Dr. Abubakar Olusola Saraki, ex- Senate leader has passed after a long drawn out battle with cancer is his Cameroon Road, Ikoyi, Lagos, residence. He was pronounced dead at 6a.m on Wednesday.The late Saraki will be flown to Ilorin for burial, in accordance with Islamic rites.
He was until his death,Waziri of the Ilorin Emirate, a consummate politician and Senator of the Nigerian Second Republic from 1979-1983.
Chief Saraki was born on the 17th of May, 1933 at Ilorin, Kwara State, but his state of origin had become a source of controversy while he was alive. Some claim his father migrated from Ogun state.
Some sources also claim his mother was from Iseyin in Oyo State and his father was from Ilorin, adding that his paternal ancestors were Fulanis who came from Mali about 150 to 200 years earlier.
He was educated at Eko Boys High School and later attended the University of London, and St George’s Hospital Medical School, London. He worked as a medical officer at the General Hospital, Lagos and the Creek Hospital, Lagos.

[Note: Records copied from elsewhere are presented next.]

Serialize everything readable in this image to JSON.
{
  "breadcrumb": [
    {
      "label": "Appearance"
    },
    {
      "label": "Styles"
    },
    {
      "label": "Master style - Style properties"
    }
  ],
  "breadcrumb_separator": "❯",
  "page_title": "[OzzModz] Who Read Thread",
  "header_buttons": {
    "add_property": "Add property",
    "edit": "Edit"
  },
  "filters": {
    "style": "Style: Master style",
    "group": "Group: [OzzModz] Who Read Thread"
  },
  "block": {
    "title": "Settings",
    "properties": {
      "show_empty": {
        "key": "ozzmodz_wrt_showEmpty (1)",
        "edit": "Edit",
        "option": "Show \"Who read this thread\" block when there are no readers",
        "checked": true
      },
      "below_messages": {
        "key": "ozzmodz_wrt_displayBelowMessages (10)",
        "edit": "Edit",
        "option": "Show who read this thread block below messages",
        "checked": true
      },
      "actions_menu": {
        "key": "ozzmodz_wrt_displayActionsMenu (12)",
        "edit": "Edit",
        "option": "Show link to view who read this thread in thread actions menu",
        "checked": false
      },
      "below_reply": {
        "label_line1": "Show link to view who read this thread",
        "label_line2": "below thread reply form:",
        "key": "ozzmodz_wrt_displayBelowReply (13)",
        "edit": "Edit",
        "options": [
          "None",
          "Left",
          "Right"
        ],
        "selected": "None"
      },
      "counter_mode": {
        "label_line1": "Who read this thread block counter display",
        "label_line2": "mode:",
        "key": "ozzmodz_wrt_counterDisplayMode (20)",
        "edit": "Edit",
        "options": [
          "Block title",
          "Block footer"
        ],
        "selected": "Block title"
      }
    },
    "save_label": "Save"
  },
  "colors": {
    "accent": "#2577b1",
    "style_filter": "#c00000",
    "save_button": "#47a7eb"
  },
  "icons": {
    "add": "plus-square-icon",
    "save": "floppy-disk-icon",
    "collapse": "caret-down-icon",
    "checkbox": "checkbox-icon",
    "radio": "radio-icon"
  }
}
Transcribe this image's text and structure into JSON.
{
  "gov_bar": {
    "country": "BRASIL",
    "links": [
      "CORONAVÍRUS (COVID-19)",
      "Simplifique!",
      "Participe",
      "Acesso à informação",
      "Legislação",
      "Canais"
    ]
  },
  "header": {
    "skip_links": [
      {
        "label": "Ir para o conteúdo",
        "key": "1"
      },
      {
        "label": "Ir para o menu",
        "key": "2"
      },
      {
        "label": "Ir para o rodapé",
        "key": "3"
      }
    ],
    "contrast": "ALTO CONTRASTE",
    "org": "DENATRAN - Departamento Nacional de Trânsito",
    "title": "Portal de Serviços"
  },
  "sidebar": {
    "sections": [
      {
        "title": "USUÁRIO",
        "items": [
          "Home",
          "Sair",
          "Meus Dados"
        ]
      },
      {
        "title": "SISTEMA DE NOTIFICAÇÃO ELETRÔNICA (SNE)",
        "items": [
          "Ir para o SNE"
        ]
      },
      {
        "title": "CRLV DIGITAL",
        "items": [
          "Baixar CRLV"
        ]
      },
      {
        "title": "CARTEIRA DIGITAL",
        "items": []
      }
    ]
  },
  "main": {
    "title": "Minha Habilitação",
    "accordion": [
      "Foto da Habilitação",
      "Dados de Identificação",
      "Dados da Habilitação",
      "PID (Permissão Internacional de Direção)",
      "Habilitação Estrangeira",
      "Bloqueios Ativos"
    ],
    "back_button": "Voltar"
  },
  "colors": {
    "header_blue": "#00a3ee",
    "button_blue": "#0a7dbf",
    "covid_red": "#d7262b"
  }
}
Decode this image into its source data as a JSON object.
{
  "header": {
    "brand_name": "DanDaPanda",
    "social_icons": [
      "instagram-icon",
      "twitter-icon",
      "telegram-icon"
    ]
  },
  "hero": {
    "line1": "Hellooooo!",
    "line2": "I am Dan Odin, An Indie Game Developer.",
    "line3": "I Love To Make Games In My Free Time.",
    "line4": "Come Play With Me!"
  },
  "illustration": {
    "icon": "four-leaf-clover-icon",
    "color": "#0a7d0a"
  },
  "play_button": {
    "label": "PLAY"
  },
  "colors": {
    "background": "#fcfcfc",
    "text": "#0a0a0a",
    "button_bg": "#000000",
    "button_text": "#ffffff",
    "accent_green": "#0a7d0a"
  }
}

He first entered politics when he ran in the 1964 parliamentary election for Ilorin as an independent candidate, but failed to win. After the election, he returned to his medical practice in Lagos, only returning to party-politics in 1978/79.
In 1977, Olusola Saraki was elected as a member of the Constituent Assembly that produced the 1979 constitution. In 1979, he was elected a Senator of the Second Republic, and became Senate Leader. In 1983, Saraki was re-elected into the Senate on the National Party of Nigeria (NPN) platform.
In 1998, Olusola Saraki became a National Leader and member of the Board of Trustees of the All People’s Party (APP), contributing to the APP success in Kwara and Kogi States. He assisted Mohammed Alabi Lawal in becoming Governor of Kwara State.
In 2001, he was head of a team from the Arewa Consultative Forum, a Northern cultural and political group, sent to meet and discuss common goals with Northern state governors and other leaders.
Later Saraki switched allegiance to the Peoples Democratic Party (PDP), and in the 2003 elections supported his son, Bukola Saraki, as candidate for governor of Kwara state in the April 2003 elections, and his daughter Gbemisola Saraki as Senator for Kwara State Central in April 2003. They both won.
In March 2003, the Societe Generale Bank (SGBN) of which Saraki was chairman was investigated by the National Drug Law Enforcement Agency for alleged money laundering. Later, SGBN was investigated by the Economic and Financial Crimes Commission (EFCC) under Nuhu Ribadu, and its license was temporarily suspended.
He later had problems with Bukola who rejected the plan to make his sister succeed him as governor and as a result, he formed another political party, but Gbemi lost the election to Bukola`s preferred candidate of the PDP. They however, later made up when the former governor begged his father for forgiveness.